Gelatin Methacrylate (GelMA) macromer was synthesized as described previously.^[30] Briefly, 200 ml Dulbecco’s phosphate buffered saline (DPBS, Gibco) was heated to 40 ℃, and was used to dissolve 10 gm of porcine skin gelatin (Sigma Aldrich, St. Louis, MO). Further, methacrylic anhydride was subsequently added to the solution and stirred for 3 hours. The unreacted groups from the solution was removed by dialyzing the mixture against distilled water for a week at 40 ℃. Next, the dialyzed GelMA was lyophilized in a freeze dryer (Labconco, Kansas City, MO) for another week. A stock solution was prepared by mixing 0.75 g freeze dried GelMA with 10 ml of deionized water at 40 ℃ and 0.01875 gm of LAP photoinitiator to obtain a 10% (w/v) GelMA with 0.25% LAP (w/v).

Cell culture.

All the cells used in the experiment were cultured under standard cell culture conditions (5% CO₂; 37 °C). MLO-Y4 osteocytes were maintained in α-Modified Eagle Medium (α-MEM, Gibco) supplemented with 2.5% heat inactivated FBS, 2.5% calf serum (CS), 1% P/S and 1% Glutamax on rat tail type I collagen-coated flasks, and passage 9–15 were used. Saos-2 human osteosarcoma cells were maintained in DMEM supplemented with 10% FBS, 1% P/S and 1% Glutamax, and were passaged when 70–80% confluence was reached.
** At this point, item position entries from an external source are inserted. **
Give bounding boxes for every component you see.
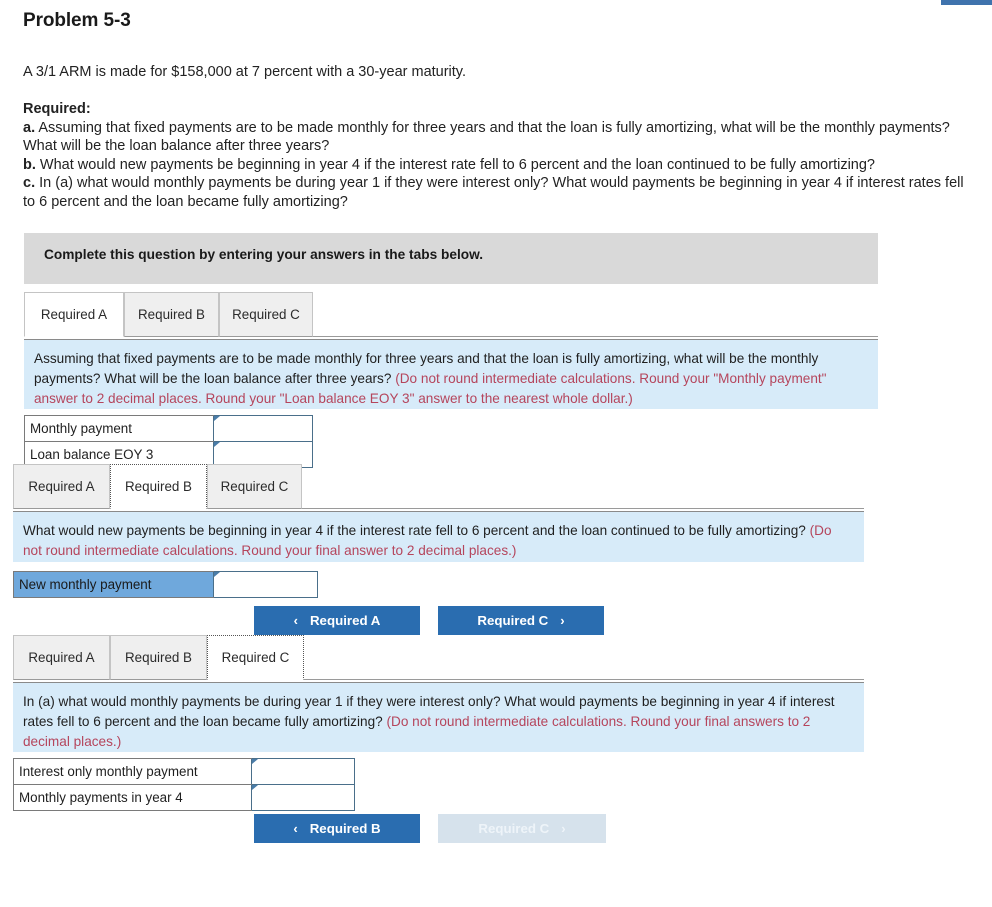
item-text-b: What would new payments be beginning in …: [39, 156, 875, 173]
tab-label: Required B: [125, 650, 192, 665]
answer-table-a: Monthly payment Loan balance EOY 3: [24, 415, 313, 468]
tab-label: Required C: [232, 307, 300, 322]
instruction-band-text: Complete this question by entering your …: [44, 247, 484, 262]
tab-underline: [313, 336, 878, 337]
chevron-right-icon: ›: [561, 821, 566, 836]
tab-underline: [302, 508, 864, 509]
chevron-left-icon: ‹: [293, 613, 298, 628]
problem-page: Problem 5-3 A 3/1 ARM is made for $158,0…: [0, 0, 992, 907]
instruction-band: Complete this question by entering your …: [24, 233, 878, 284]
tab-label: Required B: [138, 307, 205, 322]
nav-next-required-c-button-disabled: Required C ›: [438, 814, 606, 843]
answer-cell[interactable]: [213, 415, 313, 442]
nav-next-required-c-button[interactable]: Required C ›: [438, 606, 604, 635]
item-letter-a: a.: [23, 119, 36, 136]
answer-input-interest-only-monthly-payment[interactable]: [252, 761, 354, 782]
info-panel-c: In (a) what would monthly payments be du…: [13, 682, 864, 752]
nav-button-label: Required B: [309, 821, 381, 836]
required-list: Required: a. Assuming that fixed payment…: [23, 100, 968, 212]
prompt-text-b: What would new payments be beginning in …: [23, 523, 810, 538]
table-row: New monthly payment: [13, 571, 318, 598]
tab-label: Required A: [28, 650, 95, 665]
required-heading: Required:: [23, 101, 91, 117]
chevron-left-icon: ‹: [293, 821, 298, 836]
tab-required-b-3[interactable]: Required B: [110, 635, 207, 680]
tab-required-c-3[interactable]: Required C: [207, 635, 304, 680]
nav-prev-required-a-button[interactable]: ‹ Required A: [254, 606, 420, 635]
row-label-monthly-payments-year-4: Monthly payments in year 4: [13, 784, 252, 811]
info-panel-a: Assuming that fixed payments are to be m…: [24, 339, 878, 409]
table-row: Monthly payments in year 4: [13, 784, 355, 811]
answer-input-loan-balance-eoy3[interactable]: [214, 444, 312, 465]
problem-statement: A 3/1 ARM is made for $158,000 at 7 perc…: [23, 64, 467, 80]
tab-required-b-1[interactable]: Required B: [124, 292, 219, 337]
tab-row-a: Required A Required B Required C: [24, 292, 878, 339]
nav-button-label: Required A: [309, 613, 381, 628]
row-label-new-monthly-payment[interactable]: New monthly payment: [13, 571, 214, 598]
answer-input-monthly-payments-year-4[interactable]: [252, 787, 354, 808]
answer-cell[interactable]: [213, 571, 318, 598]
row-label-monthly-payment: Monthly payment: [24, 415, 214, 442]
table-row: Interest only monthly payment: [13, 758, 355, 785]
nav-button-label: Required C: [478, 821, 550, 836]
tab-label: Required C: [220, 479, 289, 494]
item-text-a: Assuming that fixed payments are to be m…: [23, 119, 950, 155]
item-letter-c: c.: [23, 175, 36, 192]
answer-input-new-monthly-payment[interactable]: [214, 574, 317, 595]
page-title: Problem 5-3: [23, 10, 131, 31]
row-label-interest-only-monthly-payment: Interest only monthly payment: [13, 758, 252, 785]
answer-table-b: New monthly payment: [13, 571, 318, 598]
required-item-b: b. What would new payments be beginning …: [23, 156, 968, 175]
info-panel-b: What would new payments be beginning in …: [13, 511, 864, 562]
tab-label: Required A: [40, 307, 108, 322]
item-text-c: In (a) what would monthly payments be du…: [23, 175, 964, 210]
answer-cell[interactable]: [251, 758, 355, 785]
tab-required-c-2[interactable]: Required C: [207, 464, 302, 509]
tab-required-a-1[interactable]: Required A: [24, 292, 124, 337]
top-right-blue-bar: [941, 0, 992, 5]
tab-required-a-3[interactable]: Required A: [13, 635, 110, 680]
chevron-right-icon: ›: [560, 613, 565, 628]
tab-underline: [304, 679, 864, 680]
tab-required-b-2[interactable]: Required B: [110, 464, 207, 509]
nav-button-label: Required C: [477, 613, 549, 628]
answer-input-monthly-payment[interactable]: [214, 418, 312, 439]
nav-prev-required-b-button[interactable]: ‹ Required B: [254, 814, 420, 843]
tab-row-b: Required A Required B Required C: [13, 464, 867, 511]
tab-required-a-2[interactable]: Required A: [13, 464, 110, 509]
tab-label: Required B: [125, 479, 192, 494]
required-item-a: a. Assuming that fixed payments are to b…: [23, 119, 968, 156]
item-letter-b: b.: [23, 156, 36, 173]
required-item-c: c. In (a) what would monthly payments be…: [23, 174, 968, 211]
answer-cell[interactable]: [251, 784, 355, 811]
tab-required-c-1[interactable]: Required C: [219, 292, 313, 337]
tab-label: Required A: [28, 479, 95, 494]
answer-table-c: Interest only monthly payment Monthly pa…: [13, 758, 355, 811]
tab-row-c: Required A Required B Required C: [13, 635, 867, 682]
table-row: Monthly payment: [24, 415, 313, 442]
tab-label: Required C: [221, 650, 290, 665]
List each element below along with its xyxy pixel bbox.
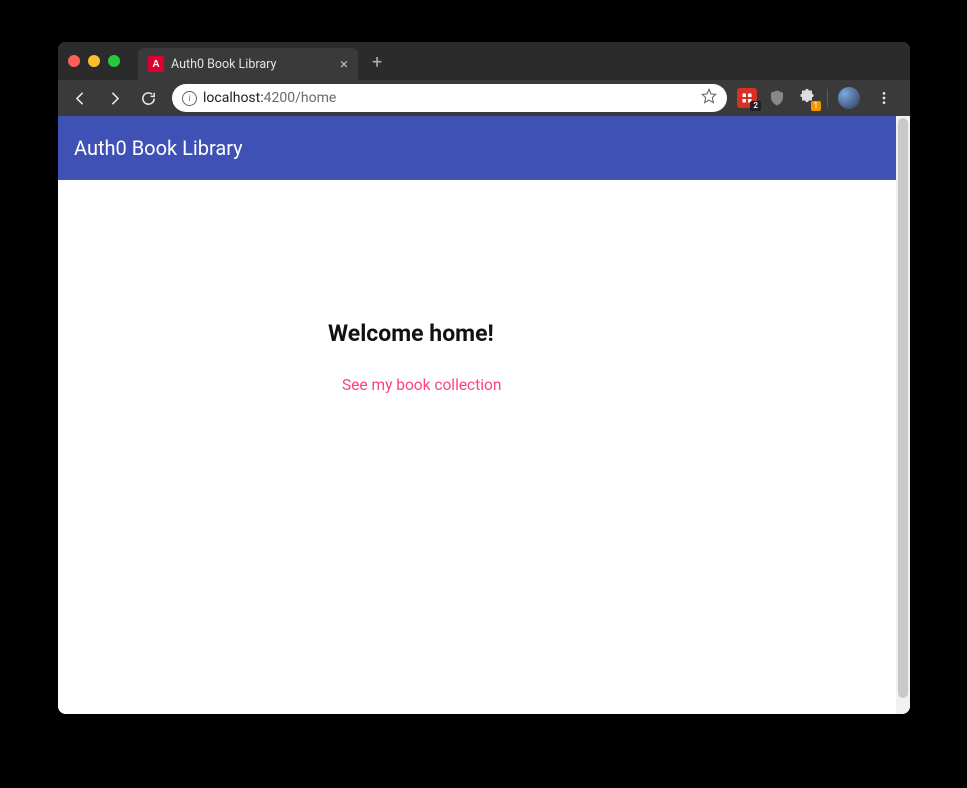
address-bar[interactable]: i localhost:4200/home xyxy=(172,84,727,112)
forward-button[interactable] xyxy=(100,84,128,112)
reload-button[interactable] xyxy=(134,84,162,112)
extensions-area: 2 1 xyxy=(737,84,902,112)
window-maximize-button[interactable] xyxy=(108,55,120,67)
tab-title: Auth0 Book Library xyxy=(171,57,333,72)
page-content: Welcome home! See my book collection xyxy=(58,180,910,394)
arrow-left-icon xyxy=(72,90,89,107)
back-button[interactable] xyxy=(66,84,94,112)
profile-avatar[interactable] xyxy=(838,87,860,109)
browser-tab[interactable]: A Auth0 Book Library × xyxy=(138,48,358,80)
new-tab-button[interactable]: + xyxy=(372,52,382,73)
scrollbar-thumb[interactable] xyxy=(898,118,908,698)
angular-favicon-icon: A xyxy=(148,56,164,72)
app-header: Auth0 Book Library xyxy=(58,116,910,180)
arrow-right-icon xyxy=(106,90,123,107)
window-minimize-button[interactable] xyxy=(88,55,100,67)
extension-3-badge: 1 xyxy=(811,101,822,111)
extension-3[interactable]: 1 xyxy=(797,88,817,108)
nav-bar: i localhost:4200/home 2 1 xyxy=(58,80,910,116)
page-viewport: Auth0 Book Library Welcome home! See my … xyxy=(58,116,910,714)
reload-icon xyxy=(140,90,157,107)
tab-bar: A Auth0 Book Library × + xyxy=(58,42,910,80)
browser-menu-button[interactable] xyxy=(870,84,898,112)
kebab-icon xyxy=(876,90,892,106)
star-icon xyxy=(701,88,717,104)
browser-window: A Auth0 Book Library × + i localhost:420… xyxy=(58,42,910,714)
vertical-scrollbar[interactable] xyxy=(896,116,910,714)
site-info-icon[interactable]: i xyxy=(182,91,197,106)
toolbar-divider xyxy=(827,89,828,107)
traffic-lights xyxy=(68,55,120,67)
bookmark-button[interactable] xyxy=(701,88,717,108)
extension-2[interactable] xyxy=(767,88,787,108)
welcome-heading: Welcome home! xyxy=(328,320,910,347)
url-text: localhost:4200/home xyxy=(203,90,695,106)
extension-1[interactable]: 2 xyxy=(737,88,757,108)
shield-icon xyxy=(768,89,786,107)
see-collection-link[interactable]: See my book collection xyxy=(342,376,501,394)
app-title: Auth0 Book Library xyxy=(74,136,243,160)
tab-close-icon[interactable]: × xyxy=(340,57,348,72)
window-close-button[interactable] xyxy=(68,55,80,67)
extension-1-badge: 2 xyxy=(750,101,761,111)
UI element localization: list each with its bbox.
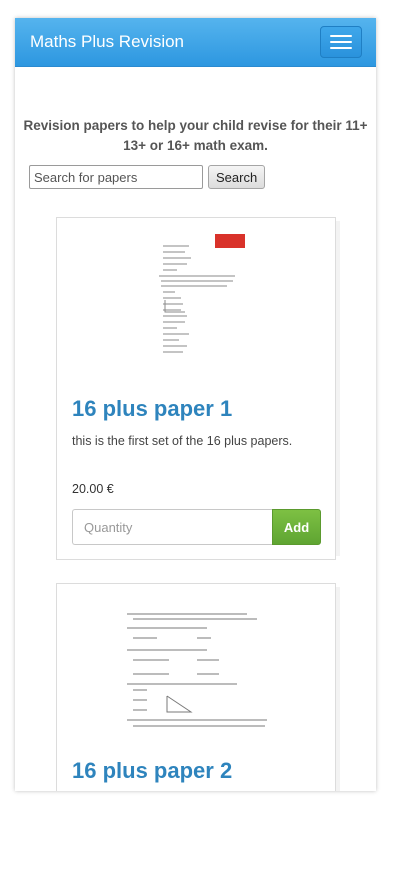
add-button[interactable]: Add [272,509,321,545]
menu-bar-top [330,35,352,37]
add-to-cart-form: Add [72,509,335,545]
exam-paper-thumbnail-icon[interactable] [57,218,335,368]
product-title[interactable]: 16 plus paper 1 [72,396,335,422]
product-price: 20.00 € [72,482,114,496]
menu-bar-middle [330,41,352,43]
page: Maths Plus Revision Revision papers to h… [0,0,405,891]
intro-text: Revision papers to help your child revis… [23,118,368,153]
brand-title[interactable]: Maths Plus Revision [30,32,184,52]
exam-paper-thumbnail-icon[interactable] [57,584,335,734]
navbar: Maths Plus Revision [15,18,376,67]
quantity-input[interactable] [72,509,272,545]
product-card: 16 plus paper 2 [56,583,336,791]
hamburger-menu-icon[interactable] [320,26,362,58]
product-title[interactable]: 16 plus paper 2 [72,758,335,784]
product-card: 16 plus paper 1 this is the first set of… [56,217,336,560]
app-frame: Maths Plus Revision Revision papers to h… [15,18,376,791]
menu-bar-bottom [330,47,352,49]
search-input[interactable] [29,165,203,189]
search-form: Search [29,165,376,189]
product-description: this is the first set of the 16 plus pap… [72,434,293,448]
search-button[interactable]: Search [208,165,266,189]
Cell culture within PEGDA chips.

Multi-wells PEGDA chips were designed and printed using HLP. The PEGDA multi-well chips were coated with rat tail type I collagen at 37 °C overnight and then flushed with DPBS before seeding either MLO-Y4 osteocytes or Saos-2 osteosarcoma cells at a final concentration of 1 M/ml. Specifically, a 2 μl cell solution was added to the chips, and placed in the incubator (37 °C) for 20 minutes to allow for sufficient attachment of the cells, before adding medium to the entire chip and culturing them under standard culture conditions. Live/Dead assay kit (Invitrogen) (Calcein AM, Ethidium homodimer) was used to quantify the viability of cells after 3 days of culture. Briefly, a solution of 0.5 μl/ml calcein AM and 2 μl/ml Ethidium homodimer in BME was pipetted into PEGDA biochips, incubated at 37 °C for 45 minutes before capturing images using an inverted microscope (Nikon Eclipse). To determine cellular morphology, cells cultured within chips were fixed with 4% formaldehyde (Invitrogen, Carlsbad, CA) for 30 mins, soaked in 2% Triton X-100 in DPBS for 30 minutes, and subsequently stained with phalloidin (Alexa-Fluor 568, Invitrogen) (1/100 dilution in DPBS) (45 mins at RT) and with 1.25 μg/ml DAPI (Life Technologies) (5 minutes at RT) to visualize f-actin and cell nuclei respectively.

Digital optical microscope imaging.

The fabricated structures were imaged and characterized using a digital optical microscope (HIROX, KH-8700). The MXG-2016Z /MX-2016Z 20–160x objective lens was used to image the fabricated structures, which provided a resolution of 1.35 μm.

Figure 7.

(A) Syringe pump system for multiscale, multimaterial fabrication. Three different inlets and three outlets were used for exchange of printing material. Nitrogen/water inlets and two water outlets were meant for washing and drying steps. (B) Side view of the fluid chamber, which depicts 5 inlets/5 outlets and fabrication area. Cross-section view (at marked green dotted line) shows the sloped floor design that facilitates easy exchange of prepolymer solutions during printing.